Caixin
May 16, 2018 10:53 PM
M&A

Quick Take: EDP Rejects Takeover Offer From China Three Gorges

Three Gorges first invested in EDP in 2011 and currently holds 23% of the company. Photo: VCG
Three Gorges first invested in EDP in 2011 and currently holds 23% of the company. Photo: VCG

Energias de Portugal SA has rejected 9 billion euro ($10.7 billion) buyout bid from Chinese state-owned utility China Three Gorges Corp., saying the price is too low.

In a Tuesday regulatory filing, EDP — Portugal’s largest energy company — said its board believes that the offered price does not adequately reflect the value of the company. “The implied offer premium is low considering what is customary for European utilities where the offerer has acquired control,” the statement said.

A successful bid for EDP would gain Three Gorges greater exposure to overseas energy markets like Brazil, Spain, and the U.S. The deal would be one of the biggest foreign acquisitions by a Chinese company since China National Chemical's $43 billion deal to buy Swiss agricultural giant Syngenta last year.

Three Gorges on Friday offered to pay 3.26 euros a share for the 77% of EDP it doesn’t already own. The Chinese power company first invested in EDP in 2011 and currently holds 23% of the company.

The Three Gorges offer represented barely a 5% premium on EDP’s previous closing price. EDP’s stock jumped to as high as 3.50 euros Monday, the first trading day after the bid announcement. The stock closed well above the offered price at 3.40 euros Monday.

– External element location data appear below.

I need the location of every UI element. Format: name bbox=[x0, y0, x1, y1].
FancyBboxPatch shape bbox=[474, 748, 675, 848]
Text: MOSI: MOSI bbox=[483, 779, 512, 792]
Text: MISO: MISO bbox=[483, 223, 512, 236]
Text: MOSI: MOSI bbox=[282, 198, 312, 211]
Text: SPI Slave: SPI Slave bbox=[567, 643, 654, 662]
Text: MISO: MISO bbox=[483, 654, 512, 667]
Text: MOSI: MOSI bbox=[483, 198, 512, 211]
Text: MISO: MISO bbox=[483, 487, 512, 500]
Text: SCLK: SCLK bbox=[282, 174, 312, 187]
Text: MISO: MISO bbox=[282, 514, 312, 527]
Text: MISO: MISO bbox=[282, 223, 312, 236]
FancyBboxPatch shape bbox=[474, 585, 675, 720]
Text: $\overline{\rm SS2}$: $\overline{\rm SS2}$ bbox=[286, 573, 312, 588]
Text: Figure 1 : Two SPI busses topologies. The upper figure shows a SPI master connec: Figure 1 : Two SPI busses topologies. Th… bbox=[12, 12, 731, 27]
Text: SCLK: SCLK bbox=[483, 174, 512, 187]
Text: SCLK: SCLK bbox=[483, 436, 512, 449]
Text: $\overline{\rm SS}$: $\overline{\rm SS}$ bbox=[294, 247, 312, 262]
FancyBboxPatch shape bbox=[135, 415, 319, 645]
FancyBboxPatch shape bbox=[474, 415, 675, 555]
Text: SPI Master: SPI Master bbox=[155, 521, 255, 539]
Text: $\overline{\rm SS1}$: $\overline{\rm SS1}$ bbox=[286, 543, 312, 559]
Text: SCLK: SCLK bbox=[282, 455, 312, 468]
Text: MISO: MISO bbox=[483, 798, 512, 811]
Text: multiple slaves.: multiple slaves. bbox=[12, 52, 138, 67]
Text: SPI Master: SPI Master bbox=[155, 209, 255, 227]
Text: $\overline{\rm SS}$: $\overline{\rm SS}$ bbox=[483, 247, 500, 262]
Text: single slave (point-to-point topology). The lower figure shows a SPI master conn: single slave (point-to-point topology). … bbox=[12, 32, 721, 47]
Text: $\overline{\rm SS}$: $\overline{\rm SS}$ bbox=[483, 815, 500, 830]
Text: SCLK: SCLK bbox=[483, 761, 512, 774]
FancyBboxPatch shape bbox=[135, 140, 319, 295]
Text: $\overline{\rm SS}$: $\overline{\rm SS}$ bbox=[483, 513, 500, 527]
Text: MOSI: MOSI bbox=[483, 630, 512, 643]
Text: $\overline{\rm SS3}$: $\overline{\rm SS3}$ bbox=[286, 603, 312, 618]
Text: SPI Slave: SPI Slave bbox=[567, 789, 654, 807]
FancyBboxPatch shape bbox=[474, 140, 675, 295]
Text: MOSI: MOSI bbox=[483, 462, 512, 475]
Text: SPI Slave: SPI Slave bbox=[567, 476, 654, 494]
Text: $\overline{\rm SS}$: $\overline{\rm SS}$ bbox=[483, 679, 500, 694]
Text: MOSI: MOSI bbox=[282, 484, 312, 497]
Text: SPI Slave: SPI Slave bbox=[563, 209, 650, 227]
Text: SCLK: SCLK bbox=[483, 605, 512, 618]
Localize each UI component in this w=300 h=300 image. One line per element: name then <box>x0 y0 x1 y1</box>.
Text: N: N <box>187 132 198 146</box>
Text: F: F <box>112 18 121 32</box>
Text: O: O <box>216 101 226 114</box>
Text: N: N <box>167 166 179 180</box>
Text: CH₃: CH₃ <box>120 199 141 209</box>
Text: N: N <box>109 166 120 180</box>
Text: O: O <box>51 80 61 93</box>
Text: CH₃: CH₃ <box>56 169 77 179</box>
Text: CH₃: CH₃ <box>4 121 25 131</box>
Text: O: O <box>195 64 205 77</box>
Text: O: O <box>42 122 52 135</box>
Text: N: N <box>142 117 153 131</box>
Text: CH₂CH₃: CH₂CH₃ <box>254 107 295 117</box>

The low price has sparked concerns that Three Gorges’ offer could be rejected. Three Gorges said that the offer represents a premium of more than 10% over EDP’s average share price in the past six months. But a market analyst said buyers have usually paid a premium of about 30% in similar deals.

The analyst said Three Gorges’ offer may be its first attempt, and the company may raise the price in following negotiations.

EDP didn’t elaborate in the Tuesday statement that whether it has completely rejected the deal. The company said it will issue its full opinion on the other terms of the offer “in due course.”